San Diego

Fight Over Tijuana Sewage Heads to Court

The fight to stop sewage spills in the South Bay headed to court

The fight to stop sewage spills in the South Bay headed to court Friday as the Port of San Diego along with the cities of Chula Vista and Imperial Beach filed a federal lawsuit against the agency responsible for preventing pollution in the Tijuana River Valley.

“Enough is enough, that the International Boundary and Water Commission, the United States government, must be held accountable," Imperial Beach Mayor Serge Dedina said Friday.

The Tijuana Estuary is just one of the many sensitive marine habitats that have been threatened by sewage spills along the U.S.-Mexico border. 

A February 2017 spill sent 28 million gallons of sewage into the Tijuana River and into U.S. waters. The spill, caused after a sewage pipe collapsed in Tijuana, resulted in the closure of beaches from Imperial Beach to Coronado.  

A 600,000-gallon spill that occurred last month closed the beach for nearly two weeks. 

Longtime Imperial Beach residents say the problem goes back as far as they can remember. They feel the lawsuit is the appropriate next step.

"I think it's one way of getting people's attention to get them to take it more seriously, than just people idly talking about it.
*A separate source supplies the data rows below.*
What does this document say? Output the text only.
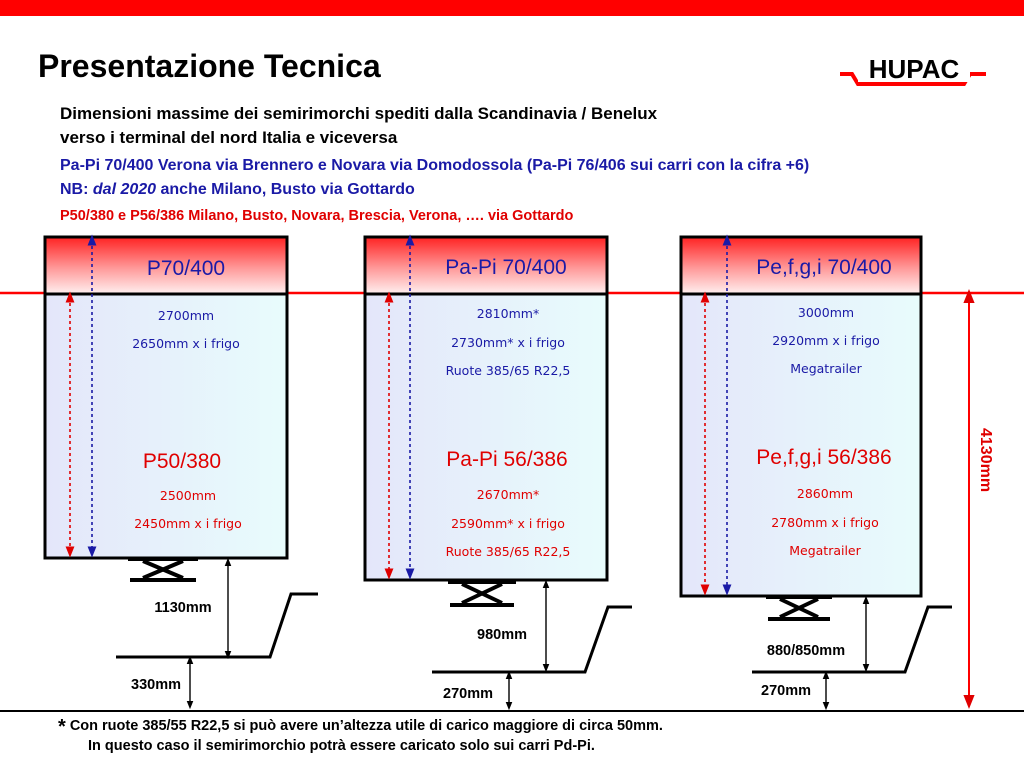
Presentazione Tecnica	HUPAC
Dimensioni massime dei semirimorchi spediti dalla Scandinavia / Benelux
verso i terminal del nord Italia e viceversa
Pa-Pi 70/400 Verona via Brennero e Novara via Domodossola (Pa-Pi 76/406 sui carri con la cifra +6)
NB: dal 2020 anche Milano, Busto via Gottardo
P50/380 e P56/386 Milano, Busto, Novara, Brescia, Verona, …. via Gottardo
4130mm
P70/400
2700mm
2650mm x i frigo
P50/380
2500mm
2450mm x i frigo
1130mm
330mm
Pa-Pi 70/400
2810mm*
2730mm* x i frigo
Ruote 385/65 R22,5
Pa-Pi 56/386
2670mm*
2590mm* x i frigo
Ruote 385/65 R22,5
980mm
270mm
Pe,f,g,i 70/400
3000mm
2920mm x i frigo
Megatrailer
Pe,f,g,i 56/386
2860mm
2780mm x i frigo
Megatrailer
880/850mm
270mm
* Con ruote 385/55 R22,5 si può avere un’altezza utile di carico maggiore di circa 50mm.
In questo caso il semirimorchio potrà essere caricato solo sui carri Pd-Pi.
So I'm all for it," said Ron Chapman.

"It's a good thing that they're trying, but every single mayor that IB has had has failed,” Rosa Rojas said. “ I don't see a quick solution. I really don't see a quick solution."

The problem has attracted the attention of congressional representatives and prompted meetings with representatives from both sides of the border.

Local leaders say the U.S. government’s oversight is also severely lacking.

On Friday, Chula Vista Mayor Mary Salas and Port Commissioner Dan Malcolm joined Dedina in announcing the lawsuit. 

The entities are suing the IBWC for violating both the Clean Water Act and the Resource Conservation and Recovery Act.

Dedina said the commission’s failure to act over the last three years led to nearly 400 spills of sewage and other toxic waste into the Tijuana River Valley.